UK Taskforce Demands "Once-in-a-Generation" Nuclear Regulatory Overhaul
A government-commissioned review has warned that Britain’s nuclear expansion is being constrained by outdated regulations described as “slow, inefficient and costly.” The independent Nuclear Taskforce says urgent modernisation is needed to unlock investment, accelerate project timelines, and still uphold world-class safety standards.
Chaired by former Office of Fair Trading chief John Fingleton, the taskforce’s interim report identifies three main obstacles to faster delivery:
Overlapping regulations across multiple agencies, leading to duplicated processes and confusion
Risk-averse decision-making that adds cost and delays without proportionate safety benefits
Planning systems unprepared for new reactor technologies, including small and advanced modular reactors (SMRs and AMRs)
The review notes that these regulatory hurdles are slowing the rollout of clean energy infrastructure, increasing costs for developers, and even affecting timelines for the UK’s nuclear deterrent programme.
The findings come as the UK embarks on its largest nuclear build-out in a generation. By the 2030s, the government expects Hinkley Point C, Sizewell C and a new wave of SMRs to deliver more additional nuclear capacity to the grid than the previous 50 years combined.

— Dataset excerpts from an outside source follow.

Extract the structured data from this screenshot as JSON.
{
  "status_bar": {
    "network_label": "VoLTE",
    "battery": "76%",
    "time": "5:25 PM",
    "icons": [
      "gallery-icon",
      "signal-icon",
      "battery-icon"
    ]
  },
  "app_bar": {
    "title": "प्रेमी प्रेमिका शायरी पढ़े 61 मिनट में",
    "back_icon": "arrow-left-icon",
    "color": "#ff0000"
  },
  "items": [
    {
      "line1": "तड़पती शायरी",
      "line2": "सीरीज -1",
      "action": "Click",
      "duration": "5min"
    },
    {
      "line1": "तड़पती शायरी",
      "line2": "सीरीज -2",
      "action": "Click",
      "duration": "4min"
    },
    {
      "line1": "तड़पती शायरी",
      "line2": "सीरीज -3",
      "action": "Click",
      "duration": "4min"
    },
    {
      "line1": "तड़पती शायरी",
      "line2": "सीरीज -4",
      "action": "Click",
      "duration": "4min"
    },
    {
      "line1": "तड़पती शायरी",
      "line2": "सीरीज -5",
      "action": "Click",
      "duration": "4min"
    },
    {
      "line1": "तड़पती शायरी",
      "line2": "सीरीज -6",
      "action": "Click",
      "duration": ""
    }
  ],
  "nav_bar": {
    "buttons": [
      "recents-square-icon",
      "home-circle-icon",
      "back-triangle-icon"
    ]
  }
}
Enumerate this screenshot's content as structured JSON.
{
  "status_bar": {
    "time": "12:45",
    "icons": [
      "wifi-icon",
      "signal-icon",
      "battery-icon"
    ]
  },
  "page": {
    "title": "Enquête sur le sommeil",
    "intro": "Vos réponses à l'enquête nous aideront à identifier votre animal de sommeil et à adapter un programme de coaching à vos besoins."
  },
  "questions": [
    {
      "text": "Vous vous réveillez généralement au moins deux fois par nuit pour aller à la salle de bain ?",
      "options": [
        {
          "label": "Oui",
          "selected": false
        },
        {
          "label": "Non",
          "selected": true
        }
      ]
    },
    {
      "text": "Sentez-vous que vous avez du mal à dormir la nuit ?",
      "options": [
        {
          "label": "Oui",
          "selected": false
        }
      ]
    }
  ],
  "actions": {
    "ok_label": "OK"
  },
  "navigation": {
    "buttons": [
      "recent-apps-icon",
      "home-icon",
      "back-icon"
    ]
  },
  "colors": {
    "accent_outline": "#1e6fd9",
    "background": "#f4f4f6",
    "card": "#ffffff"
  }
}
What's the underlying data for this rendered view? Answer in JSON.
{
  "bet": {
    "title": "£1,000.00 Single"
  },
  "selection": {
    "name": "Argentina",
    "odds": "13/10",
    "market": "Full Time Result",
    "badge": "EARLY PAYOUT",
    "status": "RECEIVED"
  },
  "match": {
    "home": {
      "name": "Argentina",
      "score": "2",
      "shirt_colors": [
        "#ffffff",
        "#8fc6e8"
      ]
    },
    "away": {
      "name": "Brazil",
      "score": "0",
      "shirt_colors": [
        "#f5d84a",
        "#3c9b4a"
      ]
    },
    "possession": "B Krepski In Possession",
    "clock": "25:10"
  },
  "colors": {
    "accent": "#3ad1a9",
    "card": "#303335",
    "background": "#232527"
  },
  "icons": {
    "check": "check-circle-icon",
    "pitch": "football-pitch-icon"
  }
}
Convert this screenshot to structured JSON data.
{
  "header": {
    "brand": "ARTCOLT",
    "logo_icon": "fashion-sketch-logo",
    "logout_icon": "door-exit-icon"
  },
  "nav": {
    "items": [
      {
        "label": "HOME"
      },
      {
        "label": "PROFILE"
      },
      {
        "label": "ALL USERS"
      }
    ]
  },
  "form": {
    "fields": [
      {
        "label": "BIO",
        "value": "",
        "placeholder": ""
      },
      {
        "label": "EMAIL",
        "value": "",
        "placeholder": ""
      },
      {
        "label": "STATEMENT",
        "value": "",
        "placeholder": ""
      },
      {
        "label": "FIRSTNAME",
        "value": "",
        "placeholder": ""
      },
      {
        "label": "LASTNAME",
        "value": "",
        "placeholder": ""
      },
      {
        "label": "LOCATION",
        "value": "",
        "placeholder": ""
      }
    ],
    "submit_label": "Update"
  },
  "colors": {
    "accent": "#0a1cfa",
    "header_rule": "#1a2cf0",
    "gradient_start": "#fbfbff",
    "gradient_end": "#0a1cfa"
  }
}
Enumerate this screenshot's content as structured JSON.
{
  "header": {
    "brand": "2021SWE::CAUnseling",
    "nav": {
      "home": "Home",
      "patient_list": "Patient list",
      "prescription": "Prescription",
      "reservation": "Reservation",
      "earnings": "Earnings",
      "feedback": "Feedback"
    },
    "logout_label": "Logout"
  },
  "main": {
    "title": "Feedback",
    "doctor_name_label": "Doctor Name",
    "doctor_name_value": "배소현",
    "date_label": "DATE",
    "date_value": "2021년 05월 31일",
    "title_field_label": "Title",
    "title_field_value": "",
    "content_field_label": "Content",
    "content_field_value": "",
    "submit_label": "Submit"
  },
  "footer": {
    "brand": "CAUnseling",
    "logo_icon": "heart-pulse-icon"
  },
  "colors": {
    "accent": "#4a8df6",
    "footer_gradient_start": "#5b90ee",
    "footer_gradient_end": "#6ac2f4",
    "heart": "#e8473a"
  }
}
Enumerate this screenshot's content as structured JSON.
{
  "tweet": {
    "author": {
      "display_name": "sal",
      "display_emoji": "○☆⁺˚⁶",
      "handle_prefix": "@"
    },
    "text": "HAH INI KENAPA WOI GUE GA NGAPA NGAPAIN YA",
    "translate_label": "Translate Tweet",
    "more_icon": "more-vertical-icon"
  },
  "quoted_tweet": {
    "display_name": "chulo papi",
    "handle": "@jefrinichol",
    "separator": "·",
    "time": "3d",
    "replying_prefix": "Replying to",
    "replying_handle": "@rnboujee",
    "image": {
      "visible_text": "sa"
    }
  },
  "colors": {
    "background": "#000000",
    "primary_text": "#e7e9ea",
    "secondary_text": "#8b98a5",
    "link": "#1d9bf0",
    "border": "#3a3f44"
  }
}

Officials argue this expansion will be vital for strengthening energy security, cutting reliance on fossil fuels, and meeting net-zero targets.
Key recommendations in the report include streamlining approvals to reduce duplication, aligning UK processes with international standards to cut time and costs, and improving regulator training to better assess the financial and operational impacts of delays. It also calls for a cultural shift within regulatory bodies to ensure risk management remains proportionate and supports innovation.
Ministers have pledged to work with the taskforce ahead of its final report this autumn to create a new strategic framework for the sector. The government has already introduced changes to planning rules and committed to cutting the administrative cost of regulation by 25% as part of its wider “Plan for Change” industrial strategy.
Industry figures warn that without decisive reform, Britain risks missing its nuclear build targets — undermining both energy security and its status as a clean energy leader. The final recommendations are expected to serve as a blueprint for what ministers are calling a “golden age” of nuclear power.